O-Ton Cornelia Stolze, Wissenschaftsjournalistin und
Buchautorin:
In der Praxis aber sieht es so aus, dass viele Ärzte viel zu
schnell die Diagnose Alzheimer stellen und das ist letztlich
eine Verlegenheitsdiagnose. Und das führt dazu, dass so und
so viele Menschen, die Demenzsymptome haben, zu
Alzheimer-Patienten abgestempelt werden. Sie bekommen
nutzlose und teure Medikamente, die eigentlich nur den
Herstellern nützen.

Zu den Befürwortern der Alzheimer-Medikamente zählt auch der
gemeinnützige Verein „Hirnliga“, Deutschlands Alzheimer-
Forscher. Sie wecken:

„Hoffnungen auf Früherkennung und frühe Behandlung“
„wenn wir… gezielt Medikamente einsetzen könnten“.

Die Boulevardpresse greift das gerne auf:
„Die neuen Therapien gegen Alzheimer – … Blocker-
Medikamente…“ Die Quelle? Immer wieder „die deutsche
Hirnliga“.

Maßgeblich gesponsert wird der Verein von der Pharmaindustrie,
vor allem von Schwabe Arzneimittel. Deren Geschäftsführer ist
Professor Michael Habs – und der ist auch Schatzmeister der
Hirnliga.

O-Ton Peter Schönhöfer, Arzneimittelexperte:
Von dem Verein halte ich gar nichts. Ich kenne den jetzt
schon seit den Neunzehnhundert-70er, 80er Jahre als eine
Vereinigung von Professoren, die im Dienste der
Pharmaindustrie Werbung für Produkte im Bereich der
Hirnfunktion machen.

Vorsitzender der Hirnliga ist Professor Hans-Jürgen Möller. Er
weist alle Vorwürfe zurück.

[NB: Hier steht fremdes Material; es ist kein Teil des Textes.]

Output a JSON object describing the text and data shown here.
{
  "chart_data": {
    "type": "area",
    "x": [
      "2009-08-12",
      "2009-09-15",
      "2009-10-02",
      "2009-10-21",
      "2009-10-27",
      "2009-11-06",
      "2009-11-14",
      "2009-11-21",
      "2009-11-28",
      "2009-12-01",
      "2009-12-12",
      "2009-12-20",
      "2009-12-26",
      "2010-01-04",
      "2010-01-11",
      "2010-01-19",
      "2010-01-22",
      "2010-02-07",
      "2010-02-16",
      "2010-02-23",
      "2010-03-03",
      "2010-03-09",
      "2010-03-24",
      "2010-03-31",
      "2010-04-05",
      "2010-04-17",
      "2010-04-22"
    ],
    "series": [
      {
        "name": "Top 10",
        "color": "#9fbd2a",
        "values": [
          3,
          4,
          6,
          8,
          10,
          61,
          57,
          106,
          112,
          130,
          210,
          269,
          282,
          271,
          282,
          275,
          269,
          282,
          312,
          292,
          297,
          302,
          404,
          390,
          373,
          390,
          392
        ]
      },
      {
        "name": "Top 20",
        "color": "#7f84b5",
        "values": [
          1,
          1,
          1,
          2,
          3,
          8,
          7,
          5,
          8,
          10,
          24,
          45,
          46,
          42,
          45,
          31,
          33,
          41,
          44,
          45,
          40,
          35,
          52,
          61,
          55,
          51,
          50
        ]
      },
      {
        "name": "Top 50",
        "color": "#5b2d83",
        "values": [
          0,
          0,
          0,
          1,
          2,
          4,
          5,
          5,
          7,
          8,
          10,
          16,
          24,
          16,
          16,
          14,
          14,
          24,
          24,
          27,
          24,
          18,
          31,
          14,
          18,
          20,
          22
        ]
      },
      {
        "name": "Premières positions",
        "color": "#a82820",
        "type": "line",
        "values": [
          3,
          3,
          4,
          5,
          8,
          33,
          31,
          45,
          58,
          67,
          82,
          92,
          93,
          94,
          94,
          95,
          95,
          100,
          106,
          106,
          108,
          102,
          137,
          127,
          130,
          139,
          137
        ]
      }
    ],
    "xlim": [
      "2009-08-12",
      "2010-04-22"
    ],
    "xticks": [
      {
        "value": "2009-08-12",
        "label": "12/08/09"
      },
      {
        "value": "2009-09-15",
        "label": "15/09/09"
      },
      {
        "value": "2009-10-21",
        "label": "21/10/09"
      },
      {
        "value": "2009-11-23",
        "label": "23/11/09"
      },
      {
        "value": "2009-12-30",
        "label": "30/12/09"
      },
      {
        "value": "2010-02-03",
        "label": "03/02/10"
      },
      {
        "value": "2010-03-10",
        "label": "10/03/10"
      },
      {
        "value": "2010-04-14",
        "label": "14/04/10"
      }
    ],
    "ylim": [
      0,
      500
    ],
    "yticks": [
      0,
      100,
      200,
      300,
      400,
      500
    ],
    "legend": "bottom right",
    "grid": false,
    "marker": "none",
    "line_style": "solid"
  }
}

Möller war Chef der Psychiatrie an der
Uniklinik München.

Auf deren Internetseite findet man ein nicht zulässiges Werbefoto
mit gängigen Alzheimer-Medikamenten, die, so heißt es, das
Fortschreiten der Erkrankung verzögern sollen.

Nach unserer Anfrage löscht die Uni sofort Foto und Text.
Professor Möller erklärt, für die „fehlerhafte Aussage“ habe er
zwar die „presserechtliche Verantwortung“, aber „der Text
stammt nicht von mir“.

Das Geschäft mit Alzheimer: fragwürdige Werbung, unbewiesene
Versprechen. So können falsche Hoffnungen geweckt werden.
Dabei wäre menschliche Wärme wirksamer.